I have 11 glasses of water and one beer on the table infront of me. Have to keep going to different bartends to get more. There are only two though and I think they've caught on
I joined a mariachi band. they gave me a guitar because i told them i could play. It actually turned out ok
They kicked me out of the mariachi band. Turns out I'm not that good
I tried. Now my legs are bleeding and I cracked my head on the coffee table. Never taking your advice again.
I just found our entire wall-to-wall from September 2006 printed out and clipped... it's 49 pages. Blackout me is so considerate of bored-at-work me
I'm in the city buying alcohol. I just got warned by a homeless man on the street that I shouldn't look so pretty "in these parts"
I need to stop drunkenly getting naked. I'm losing all my favorite party clothes.
I got a dollar bill stuffed into my bra on two separate occasions by two separate guys simply for having boobs. I feel like somewhere god is patting himself on te back while pointing at me goin "you're welcome dude." easiest two bucks I ever made.
The only way to make beer can wizard staffs any better is to sew your own wizards robe and hat to go along with it. welcome to tuesday nights at my new apartment
We knew it was a good time to leave when you spilt the salsa on the ground and were trying to put it back in the jar with your hands
She asked for her virginity back. I don't know what to say
We split an eighth of shrooms and went ice fishing.
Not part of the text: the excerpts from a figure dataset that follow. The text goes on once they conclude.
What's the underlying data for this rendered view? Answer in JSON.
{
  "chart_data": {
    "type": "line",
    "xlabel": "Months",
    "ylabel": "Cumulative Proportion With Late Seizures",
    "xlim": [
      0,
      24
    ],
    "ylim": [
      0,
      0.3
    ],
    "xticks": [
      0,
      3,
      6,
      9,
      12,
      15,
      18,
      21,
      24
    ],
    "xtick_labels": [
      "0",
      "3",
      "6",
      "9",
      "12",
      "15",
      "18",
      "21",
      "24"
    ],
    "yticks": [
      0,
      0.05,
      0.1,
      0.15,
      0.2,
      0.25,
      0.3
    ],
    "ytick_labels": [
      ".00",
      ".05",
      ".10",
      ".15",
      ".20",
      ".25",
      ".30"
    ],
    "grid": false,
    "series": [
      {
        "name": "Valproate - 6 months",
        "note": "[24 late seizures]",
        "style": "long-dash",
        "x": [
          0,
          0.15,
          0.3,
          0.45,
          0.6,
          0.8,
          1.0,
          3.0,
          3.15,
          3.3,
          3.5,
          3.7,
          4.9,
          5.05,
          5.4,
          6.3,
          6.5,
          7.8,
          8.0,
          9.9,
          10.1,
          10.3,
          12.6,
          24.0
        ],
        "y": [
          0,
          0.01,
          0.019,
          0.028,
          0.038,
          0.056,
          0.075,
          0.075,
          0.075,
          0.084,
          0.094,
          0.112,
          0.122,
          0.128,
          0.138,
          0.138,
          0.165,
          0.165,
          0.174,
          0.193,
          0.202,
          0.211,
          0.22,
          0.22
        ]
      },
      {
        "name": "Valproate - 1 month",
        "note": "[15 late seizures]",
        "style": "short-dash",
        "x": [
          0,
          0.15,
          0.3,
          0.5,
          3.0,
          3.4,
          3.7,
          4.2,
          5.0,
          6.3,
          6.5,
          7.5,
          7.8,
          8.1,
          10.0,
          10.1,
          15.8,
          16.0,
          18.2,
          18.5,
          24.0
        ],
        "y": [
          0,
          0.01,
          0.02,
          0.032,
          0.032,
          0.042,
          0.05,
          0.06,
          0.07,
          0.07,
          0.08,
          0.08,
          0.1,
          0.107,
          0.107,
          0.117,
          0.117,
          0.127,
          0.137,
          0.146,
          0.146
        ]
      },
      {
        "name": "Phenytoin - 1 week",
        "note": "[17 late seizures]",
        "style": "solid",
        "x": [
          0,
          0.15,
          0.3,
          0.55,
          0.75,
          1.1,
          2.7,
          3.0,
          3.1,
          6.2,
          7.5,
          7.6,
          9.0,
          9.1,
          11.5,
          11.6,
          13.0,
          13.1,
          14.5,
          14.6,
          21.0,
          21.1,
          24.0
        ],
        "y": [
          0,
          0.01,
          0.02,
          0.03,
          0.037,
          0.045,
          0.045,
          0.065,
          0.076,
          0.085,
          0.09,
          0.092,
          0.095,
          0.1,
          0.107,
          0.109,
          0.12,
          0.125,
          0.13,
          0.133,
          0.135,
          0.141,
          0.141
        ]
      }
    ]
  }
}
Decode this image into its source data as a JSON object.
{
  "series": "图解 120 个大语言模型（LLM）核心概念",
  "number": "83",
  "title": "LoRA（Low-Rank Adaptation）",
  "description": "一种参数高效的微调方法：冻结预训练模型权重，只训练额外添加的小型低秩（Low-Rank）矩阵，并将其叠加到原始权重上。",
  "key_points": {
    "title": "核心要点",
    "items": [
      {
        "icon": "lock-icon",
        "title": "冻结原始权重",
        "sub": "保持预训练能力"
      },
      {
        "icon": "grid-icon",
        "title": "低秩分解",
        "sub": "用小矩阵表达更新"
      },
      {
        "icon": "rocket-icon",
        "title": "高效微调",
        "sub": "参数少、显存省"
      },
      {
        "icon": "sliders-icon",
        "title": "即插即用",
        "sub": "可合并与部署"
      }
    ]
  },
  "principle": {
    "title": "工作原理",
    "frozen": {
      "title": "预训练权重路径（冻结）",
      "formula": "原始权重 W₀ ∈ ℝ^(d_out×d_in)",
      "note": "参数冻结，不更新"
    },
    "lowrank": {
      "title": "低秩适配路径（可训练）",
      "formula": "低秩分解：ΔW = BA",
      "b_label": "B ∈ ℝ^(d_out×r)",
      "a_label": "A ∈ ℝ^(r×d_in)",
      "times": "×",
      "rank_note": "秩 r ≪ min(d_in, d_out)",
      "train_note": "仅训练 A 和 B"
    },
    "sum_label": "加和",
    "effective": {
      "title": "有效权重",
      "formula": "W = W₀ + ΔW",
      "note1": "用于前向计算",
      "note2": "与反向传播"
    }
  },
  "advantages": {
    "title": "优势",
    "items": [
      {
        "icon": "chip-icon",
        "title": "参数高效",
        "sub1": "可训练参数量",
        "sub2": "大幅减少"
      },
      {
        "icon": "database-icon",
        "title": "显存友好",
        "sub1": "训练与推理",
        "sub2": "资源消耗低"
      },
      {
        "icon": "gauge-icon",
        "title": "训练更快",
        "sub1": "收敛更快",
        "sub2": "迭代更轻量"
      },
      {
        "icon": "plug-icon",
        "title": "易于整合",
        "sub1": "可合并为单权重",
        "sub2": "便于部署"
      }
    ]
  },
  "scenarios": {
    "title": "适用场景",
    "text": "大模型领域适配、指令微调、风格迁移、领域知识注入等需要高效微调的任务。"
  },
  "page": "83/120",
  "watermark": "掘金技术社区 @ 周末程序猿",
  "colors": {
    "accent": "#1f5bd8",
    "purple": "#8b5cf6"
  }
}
It didn't get weird until I caught one and we both started crying.
I just asked her to come in through the window, this pretty much solidifies the whole fuck-buddy thing...
Today I'm playing this game called how physically long can I Lay in this one spot before moving, do you have an estimated time of departure?
Take your time. I'm mowing the lawn. In the dark. Drunk.
Some nights you just end up digging your mcdouble out of the trash and eating it. it happens.